More than that, variety shows gave viewers a glimpse of famous actors and familiar faces speaking not in roles but as themselves, and gave stars a chance to break free from their personas—or a chance for stars constrained by long-running characters and shows to play on that familiarity with a knowing wink. Seeing Lee Majors softshoe his way through “Puttin’ on the Ritz” or a masked Leonard Nimoy ride in on a hobby horse as The Lone Plumber humanized the actors and leavened the sometimes stiff impressions endowed by their iconic roles.
In today’s media-saturated landscape, TV and movie stars don’t have the same mystique they once did, and watching them perform goofy skits or silly songs doesn’t offer the frisson of mild mischief that became the old-fashioned variety show’s most potent ammunition. That’s doubly true when the show in question relies not on a stable of charismatic or distant actors, but on a clutch of Maya Rudolph’s SNL alumni (and, oh yeah, Sean Hayes). The Captain & Tennille or Donny & Marie could squeeze some rascally fun out of the sheer silliness of an Andy Griffith or a Farrah Fawcett vamping their way through indifferent skits, but when the troupe includes seasoned comedians and sketch players, the bar is set higher.

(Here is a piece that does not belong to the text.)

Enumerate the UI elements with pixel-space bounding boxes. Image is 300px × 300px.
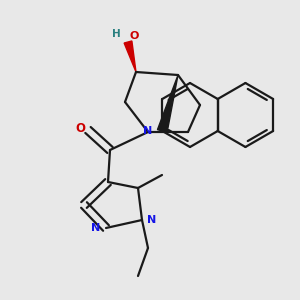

That’s not to say that there’s no hope for the variety show in general, or for The Maya Rudolph Show specifically. At its heart, the variety show is just a vaudeville stage show or a music hall revue packaged up in an hour-long program and broadcast into your home. Like any good revue, it should be shaped by the tastes and tempos of its era, and more importantly, it should be built around the talents of its star.
The Maya Rudolph Show veers between a glittery, lavish explosion of song and frothy dresses, a genre-wise parody of The Lawrence Welk Show, and a collection of unpolished SNL sketches. If NBC decides to extend this one-off production into a summer replacement series, the writers will need to decide what the show is and embrace that as lustily as Maya Rudolph embraces her many characters (and many, many dresses).
To be more than a lavish curiosity, an artifact of a bygone era reconstructed for our tolerant amusement, The Maya Rudolph Show needs to assess its strengths. And its greatest strength is right there in the title: Maya Rudolph.
- Maya’s dance with The Laker Girls harkens back not only to the traditional variety-show reliance on dancing girls, but perhaps specifically Donny & Marie’s opening scene featuring ice skaters.
- “I wanna jam out with my clam out, is that a phrase?”
- Maya’s dresses are worthy of Eydie Gormé and the Mandrell Sisters.
- “Voluminous whhhhigs.”
- During Janelle Monáe’s performance, the camera largely frames her from the waist up, ignoring her nimble feet as she slides and skates across the stage, reducing and confining her characteristic fluid and energetic stage show, though she beams out joy and verve as always.
- It has to feel good to be name-checked by Janelle Monáe as “the #1 Electric Lady, Maya Rudolph!” and even better when it’s followed up with the lyric “Tonight we’re going to do what we want to do.”